Er is dus overal een begin met de uitzaaiing van het Woord naar de heidenen. Laat de synagogen expansieplaatsen van het Woord van God zijn. God kwam voor iedereen. Hij zond zijn Zoon naar het kruis van Golgotha. Hij heeft gele­den en is gestorven en begraven en opgestaan voor de gehele wereld. Het is fantastisch. Wie wil nu niet geloven in deze God?

Handelingen 15:22-16:3

26 juni [1]

15:26

die hun leven hebben overgehad voor de naam van onze Here Jezus Christus.

15:28

Want het heeft de Heilige Geest en ons goed gedacht, u verder geen last op te leggen dan dit noodzakelijke: onthouden van hetgeen de afgoden geofferd is, van bloed, van het verstikte en van hoererij; indien gij u hier voor wacht, zult gij wèl doen. Vaart wel!

15:38

en zich niet met hen tot het werk had begeven.

15:39

En er ontstond een verbittering,…

15:41

en hij ging door Syrië en Cilicië en versterkte de gemeenten.

16:1

genaamd Timótheüs, de zoon van een gelovige Joodse vrouw, maar van een Grieksen vader,…

16:3

en besneed hem terwille van de Joden…

Het is allemaal uit het leven gegrepen. Ze gaan met de brief van de oudsten in Jeruzalem naar Antiochië terug. Ze lezen hem voor en iedereen is blij. Daar is tenminste duidelijkheid over. Het is de overredingskracht van Petrus, die de verdeelde broeders op één lijn gekregen heeft. Want er was wel grote ver­deeldheid en het zal er ook wel heftig zijn toegegaan. Want Mozes en de pro­feten, dat waren toch heel belangrijke ijkpunten voor de Joden.

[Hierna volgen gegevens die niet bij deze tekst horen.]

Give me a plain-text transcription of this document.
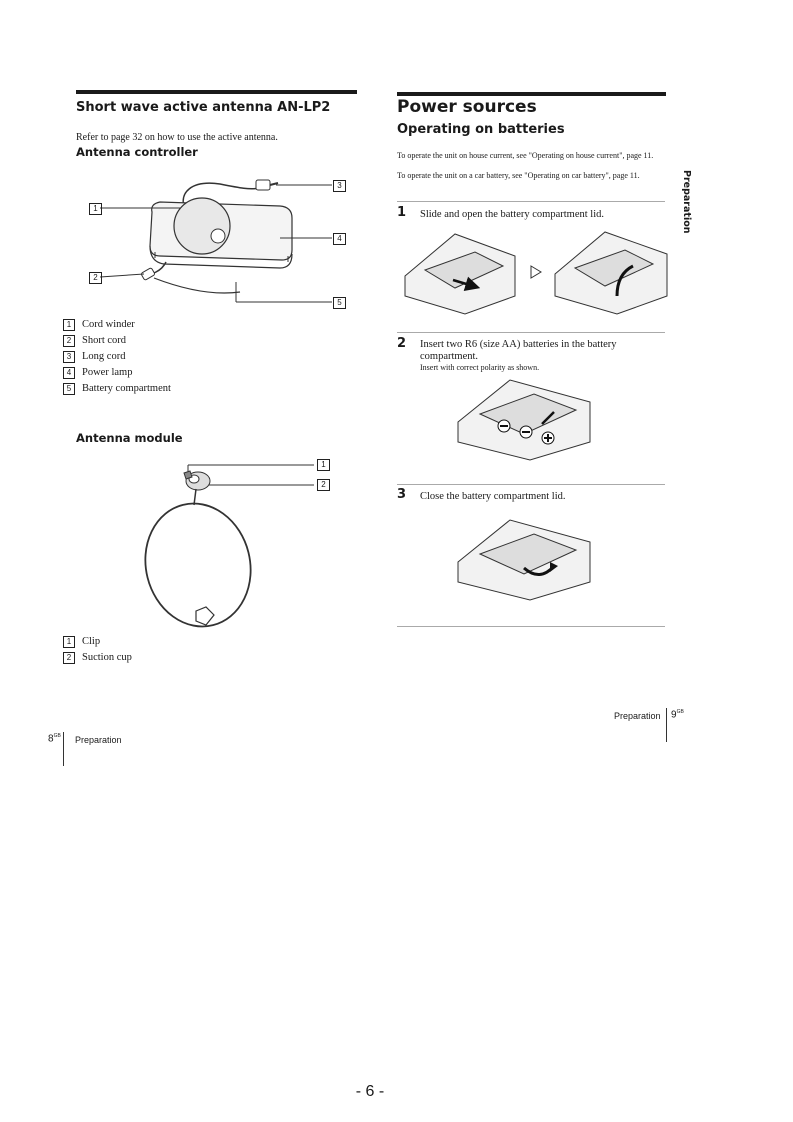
Short wave active antenna AN-LP2
Refer to page 32 on how to use the active antenna.
Antenna controller
1
2
3
4
5
1	Cord winder
2	Short cord
3	Long cord
4	Power lamp
5	Battery compartment
Antenna module
1
2
1	Clip
2	Suction cup
$8^{GB}$ Preparation
Power sources
Operating on batteries
To operate the unit on house current, see "Operating on house current", page 11.
To operate the unit on a car battery, see "Operating on car battery", page 11.
1 Slide and open the battery compartment lid.
2 Insert two R6 (size AA) batteries in the battery compartment.
Insert with correct polarity as shown.
3 Close the battery compartment lid.
Preparation
Preparation $9^{GB}$
- 6 -
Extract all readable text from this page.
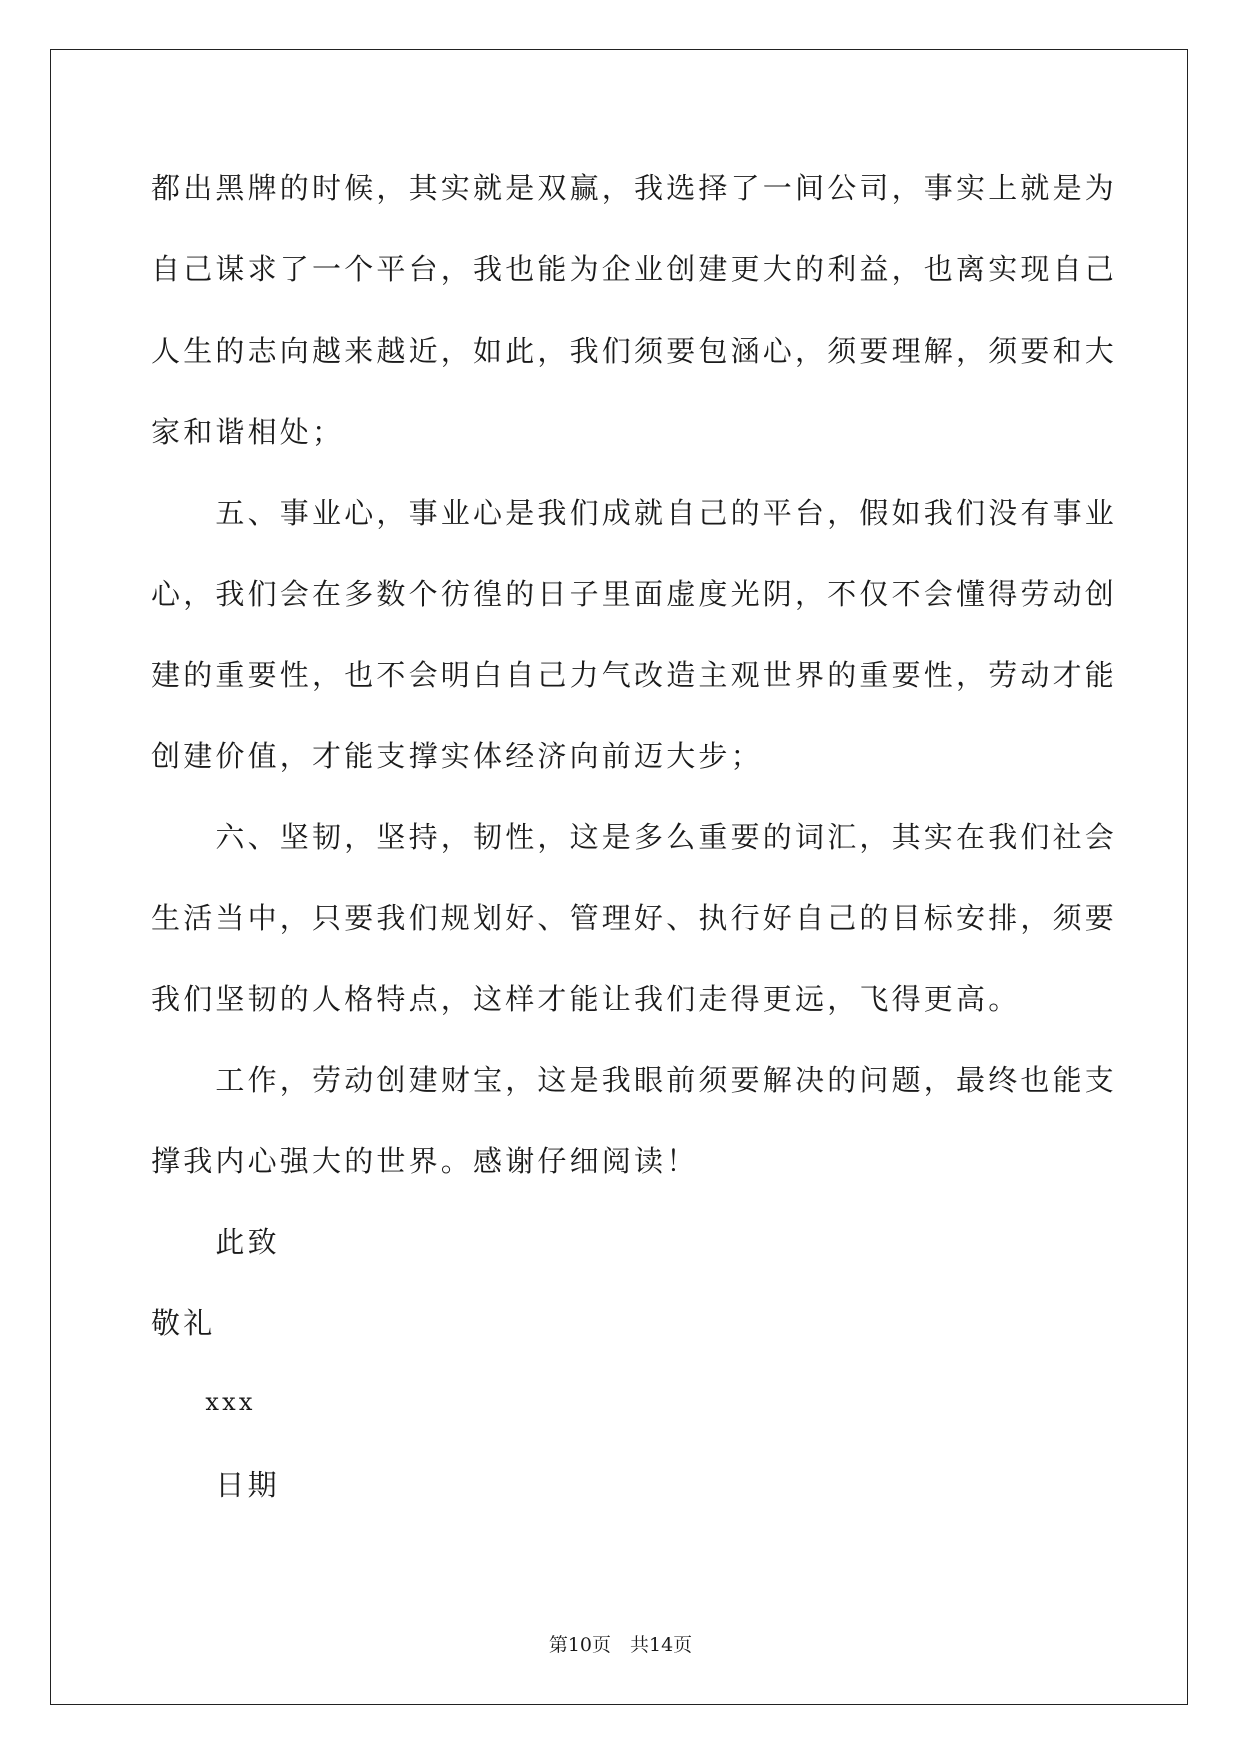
都出黑牌的时候，其实就是双赢，我选择了一间公司，事实上就是为
自己谋求了一个平台，我也能为企业创建更大的利益，也离实现自己
人生的志向越来越近，如此，我们须要包涵心，须要理解，须要和大
家和谐相处；
　　五、事业心，事业心是我们成就自己的平台，假如我们没有事业
心，我们会在多数个彷徨的日子里面虚度光阴，不仅不会懂得劳动创
建的重要性，也不会明白自己力气改造主观世界的重要性，劳动才能
创建价值，才能支撑实体经济向前迈大步；
　　六、坚韧，坚持，韧性，这是多么重要的词汇，其实在我们社会
生活当中，只要我们规划好、管理好、执行好自己的目标安排，须要
我们坚韧的人格特点，这样才能让我们走得更远，飞得更高。
　　工作，劳动创建财宝，这是我眼前须要解决的问题，最终也能支
撑我内心强大的世界。感谢仔细阅读！
　　此致
敬礼
　　xxx
　　日期
第10页　共14页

Messias Jezus was wel gekomen, maar de wet, die was toch wel heilig. Ze zaten nog met al hun vezels aan het wettische vast. En dat was een hoeksteen van hun religieus beleven. Dat was hun referentiekader. Daar kon je je iets bij voorstellen. Daar kon je regels op bouwen. En daar kon je elkaar dan aan houden of op afreke­nen. En zo gebeurde het dan ook.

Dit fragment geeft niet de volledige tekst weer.